Limit The Scope Of Tests: Instead of capturing full-page screenshots (which can be huge and hard to compare), focus on specific sections of the UI where changes are likely to appear.
Handle Dynamic Content: If your site has dynamic content (like ads or timestamps), you need to handle them differently. Consider masking or ignoring these sections during the screenshot comparison.
Use Thresholds: Minor differences might not be bugs. Set a difference threshold (like 1%) under which differences are ignored.
Regularly Update Baselines: Whenever a change is intentional, and the new version is correct, update your baseline screenshots. This will ensure that you’re not constantly dealing with false positives.
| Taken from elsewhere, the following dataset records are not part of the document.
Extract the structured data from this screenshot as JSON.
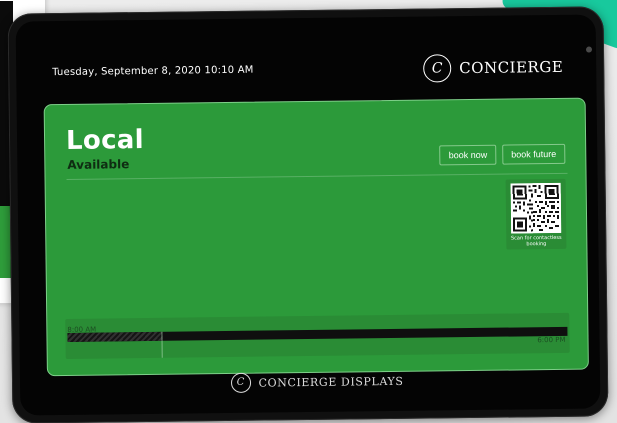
{
  "header": {
    "datetime": "Tuesday, September 8, 2020 10:10 AM",
    "brand": "CONCIERGE",
    "logo_letter": "C",
    "logo_icon": "concierge-logo"
  },
  "room": {
    "name": "Local",
    "status": "Available",
    "status_color": "#0f2c12",
    "panel_color": "#2c9a3a"
  },
  "actions": {
    "book_now": "book now",
    "book_future": "book future"
  },
  "qr": {
    "label": "Scan for contactless booking"
  },
  "timeline": {
    "start": "8:00 AM",
    "end": "6:00 PM",
    "busy_progress": 0.19
  },
  "footer": {
    "brand": "CONCIERGE DISPLAYS",
    "logo_letter": "C",
    "logo_icon": "concierge-logo"
  }
}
Review Failures Manually: Automated tools can sometimes produce false positives. Always review visual discrepancies manually before flagging them as defects.
Integrate With CI/CD: LambdaTest offers integrations with many popular Continuous Integration tools. Integrate visual regression tests into your CI/CD pipeline to detect issues early in the development cycle.
Document Everything: Keep a clear record of test scenarios, baseline images, and any known issues. It’s crucial for collaboration and knowledge transfer.
Notification And Reporting: Set up notifications for test failures. LambdaTest provides detailed logs and reports, which can be invaluable in diagnosing issues.
Maintainability: As your application grows, so will your test suite. Regularly refactor and update your tests to keep them relevant and efficient.
Visual regression testing is pivotal for those crafting products with visual interfaces. Testing can be executed manually or through automated means, often using screenshot comparisons. Although each approach has its merits and drawbacks, the introduction of trainable AI has enhanced the appeal of automated regression testing. Using a regression testing tool liberates developers, specialists, and web content creators to divert their attention to other priorities.
LambdaTest provides a cloud-based solution accessible even to those without coding proficiency. Given its adaptive learning and self-correcting features, it stands out as a prime choice for evaluating the myriad of visual permutations present in the contemporary digital landscape.